We stop now to study an old oak tree, the tip of its gnarled branches releasing the first buds of spring. “How does it look?” I ask her.
She peers up at the sky, her small bony fingers grasping the edges of the blanket covering her lap.
“Fresh,” she answers.
She smiles and time stands still. She pushes me to see beauty and wonder in every small thing, as if for the first time. My mother, even in her illness, gives me this gift, this gift of seeing. When I paint, these are the moments I try to capture. A field of sunflowers, a field of lavender. A single bloom, an iris, her favorite. I try to keep the colors pure and vibrant. I try to use brushstrokes that remain fresh and lively, not overworked. For I was holding on, too tightly, to the brush, to mom’s health, to life, afraid to loosen the grip, to lose control of the things I could not control. Now I understand that beauty unfolds in the letting go, in allowing the messy edges to bleed.
My mother, even in her illness, gives me this gift, this gift of seeing.
Ten years have passed since that first art lesson. Ten years have passed since my mother first came to live with us. Mom barely remembers the names of my children anymore. One of my greatest fears is the day she does not remember mine. Sometimes, she plays a game with me. Feigns that she does not remember my name, pauses, then smiles, and spells it out: V-I-N-A.
This week I am working on painting an iris. A single bloom. I am pleased with the shape and the colors. The last stage of a painting is to step back, to create distance, to see it complete. I do not always recall how or why these darks were laid down or why those lights were placed just so. But I have come to trust, finally, that every blot and stroke of color is needed for the whole.
But one thing remains. I put down my brush and choose a pencil. I step near again.

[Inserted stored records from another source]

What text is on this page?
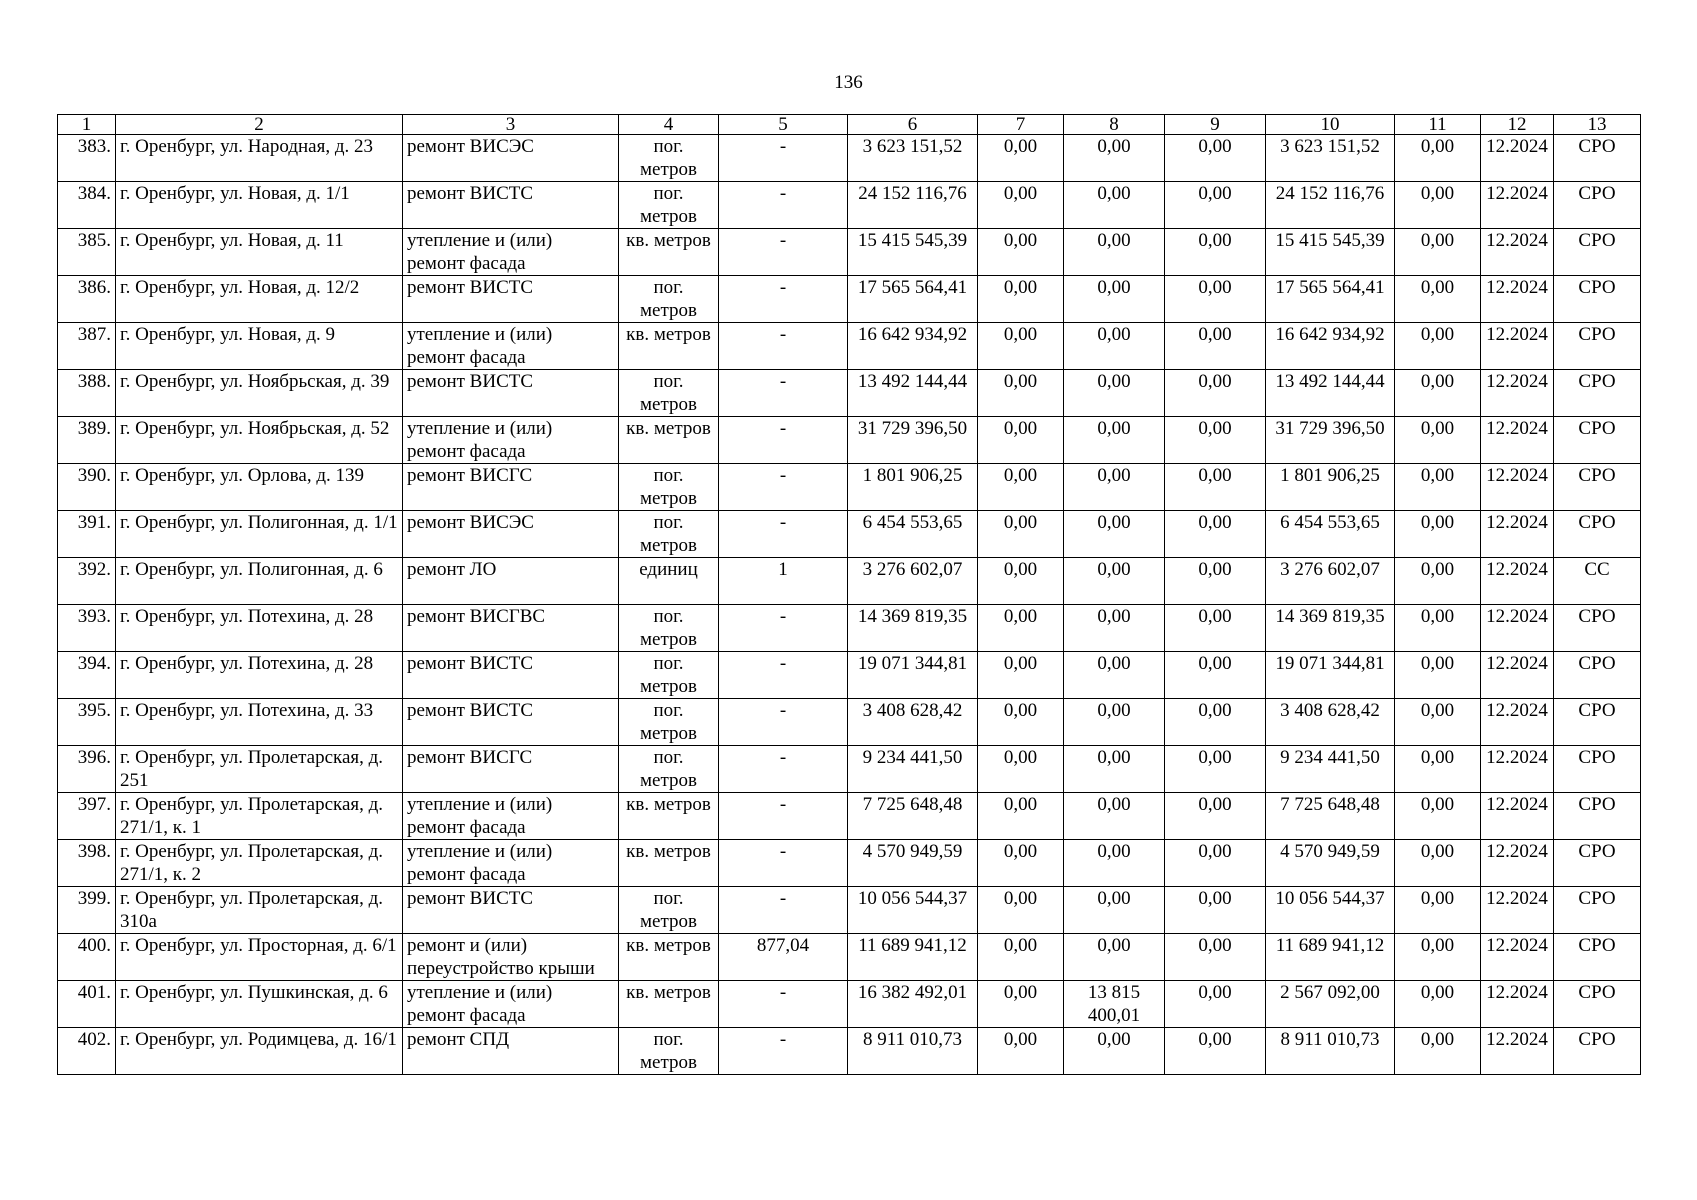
136
1	2	3	4	5	6	7	8	9	10	11	12	13
383.	г. Оренбург, ул. Народная, д. 23	ремонт ВИСЭС	пог. метров	-	3 623 151,52	0,00	0,00	0,00	3 623 151,52	0,00	12.2024	СРО
384.	г. Оренбург, ул. Новая, д. 1/1	ремонт ВИСТС	пог. метров	-	24 152 116,76	0,00	0,00	0,00	24 152 116,76	0,00	12.2024	СРО
385.	г. Оренбург, ул. Новая, д. 11	утепление и (или) ремонт фасада	кв. метров	-	15 415 545,39	0,00	0,00	0,00	15 415 545,39	0,00	12.2024	СРО
386.	г. Оренбург, ул. Новая, д. 12/2	ремонт ВИСТС	пог. метров	-	17 565 564,41	0,00	0,00	0,00	17 565 564,41	0,00	12.2024	СРО
387.	г. Оренбург, ул. Новая, д. 9	утепление и (или) ремонт фасада	кв. метров	-	16 642 934,92	0,00	0,00	0,00	16 642 934,92	0,00	12.2024	СРО
388.	г. Оренбург, ул. Ноябрьская, д. 39	ремонт ВИСТС	пог. метров	-	13 492 144,44	0,00	0,00	0,00	13 492 144,44	0,00	12.2024	СРО
389.	г. Оренбург, ул. Ноябрьская, д. 52	утепление и (или) ремонт фасада	кв. метров	-	31 729 396,50	0,00	0,00	0,00	31 729 396,50	0,00	12.2024	СРО
390.	г. Оренбург, ул. Орлова, д. 139	ремонт ВИСГС	пог. метров	-	1 801 906,25	0,00	0,00	0,00	1 801 906,25	0,00	12.2024	СРО
391.	г. Оренбург, ул. Полигонная, д. 1/1	ремонт ВИСЭС	пог. метров	-	6 454 553,65	0,00	0,00	0,00	6 454 553,65	0,00	12.2024	СРО
392.	г. Оренбург, ул. Полигонная, д. 6	ремонт ЛО	единиц	1	3 276 602,07	0,00	0,00	0,00	3 276 602,07	0,00	12.2024	СС
393.	г. Оренбург, ул. Потехина, д. 28	ремонт ВИСГВС	пог. метров	-	14 369 819,35	0,00	0,00	0,00	14 369 819,35	0,00	12.2024	СРО
394.	г. Оренбург, ул. Потехина, д. 28	ремонт ВИСТС	пог. метров	-	19 071 344,81	0,00	0,00	0,00	19 071 344,81	0,00	12.2024	СРО
395.	г. Оренбург, ул. Потехина, д. 33	ремонт ВИСТС	пог. метров	-	3 408 628,42	0,00	0,00	0,00	3 408 628,42	0,00	12.2024	СРО
396.	г. Оренбург, ул. Пролетарская, д. 251	ремонт ВИСГС	пог. метров	-	9 234 441,50	0,00	0,00	0,00	9 234 441,50	0,00	12.2024	СРО
397.	г. Оренбург, ул. Пролетарская, д. 271/1, к. 1	утепление и (или) ремонт фасада	кв. метров	-	7 725 648,48	0,00	0,00	0,00	7 725 648,48	0,00	12.2024	СРО
398.	г. Оренбург, ул. Пролетарская, д. 271/1, к. 2	утепление и (или) ремонт фасада	кв. метров	-	4 570 949,59	0,00	0,00	0,00	4 570 949,59	0,00	12.2024	СРО
399.	г. Оренбург, ул. Пролетарская, д. 310а	ремонт ВИСТС	пог. метров	-	10 056 544,37	0,00	0,00	0,00	10 056 544,37	0,00	12.2024	СРО
400.	г. Оренбург, ул. Просторная, д. 6/1	ремонт и (или) переустройство крыши	кв. метров	877,04	11 689 941,12	0,00	0,00	0,00	11 689 941,12	0,00	12.2024	СРО
401.	г. Оренбург, ул. Пушкинская, д. 6	утепление и (или) ремонт фасада	кв. метров	-	16 382 492,01	0,00	13 815 400,01	0,00	2 567 092,00	0,00	12.2024	СРО
402.	г. Оренбург, ул. Родимцева, д. 16/1	ремонт СПД	пог. метров	-	8 911 010,73	0,00	0,00	0,00	8 911 010,73	0,00	12.2024	СРО
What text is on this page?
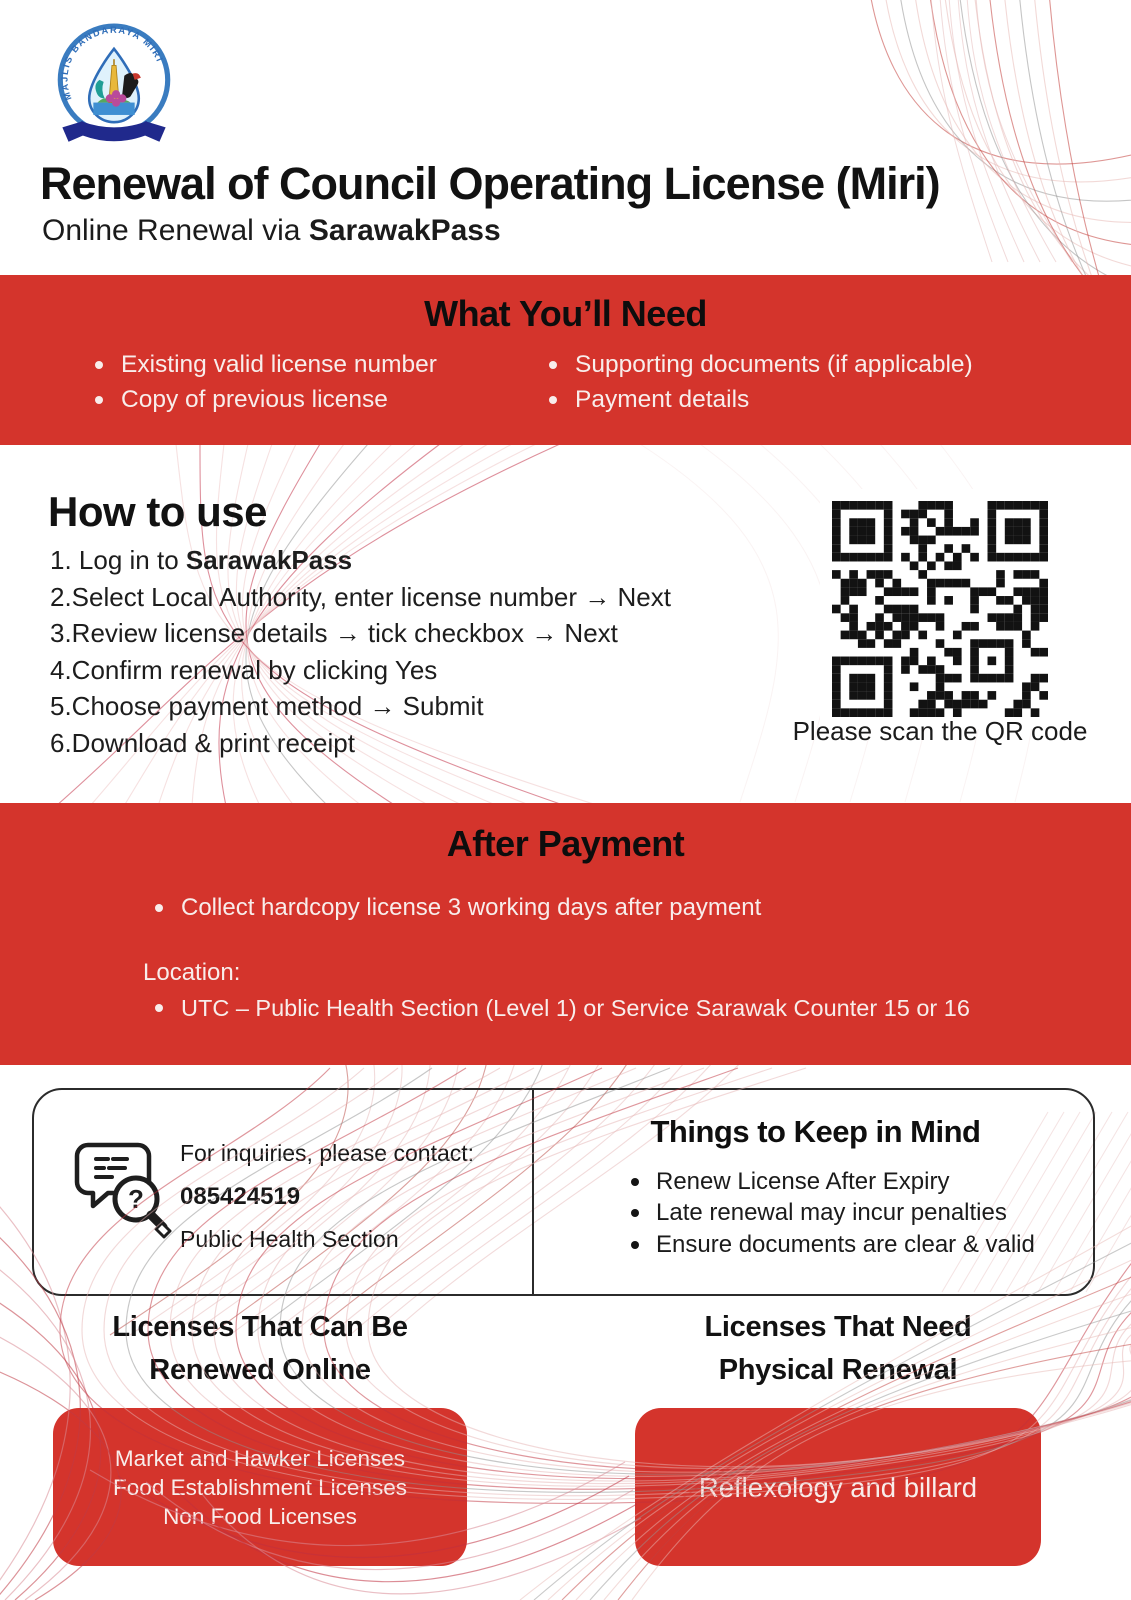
MAJLIS BANDARAYA MIRI
Renewal of Council Operating License (Miri)
Online Renewal via SarawakPass
What You’ll Need
Existing valid license number
Copy of previous license
Supporting documents (if applicable)
Payment details
How to use
1. Log in to SarawakPass
2.Select Local Authority, enter license number → Next
3.Review license details → tick checkbox → Next
4.Confirm renewal by clicking Yes
5.Choose payment method → Submit
6.Download & print receipt	Please scan the QR code
After Payment
Collect hardcopy license 3 working days after payment
Location:
UTC – Public Health Section (Level 1) or Service Sarawak Counter 15 or 16
?
For inquiries, please contact:
085424519
Public Health Section
Things to Keep in Mind
Renew License After Expiry
Late renewal may incur penalties
Ensure documents are clear & valid
Licenses That Can Be
Renewed Online
Licenses That Need
Physical Renewal
Market and Hawker Licenses
Food Establishment Licenses
Non Food Licenses
Reflexology and billard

In the corner, I sign my name. V-i-n-a.
Vina Mogg is a daughter, wife, and mother of four. She is in love with God’s creation and loves to paint and watch the sunrise over Mt. Rainer in her homeland of the Pacific Northwest. She is a caregiver and advocate for Alzheimer’s and is a member of the Alz Author’s Association. This essay is taken from The Wonder Years: 40 Women Over 40 on Aging, Faith, Beauty and Strength, edited by Leslie Leyland Fields, and is published here with permission.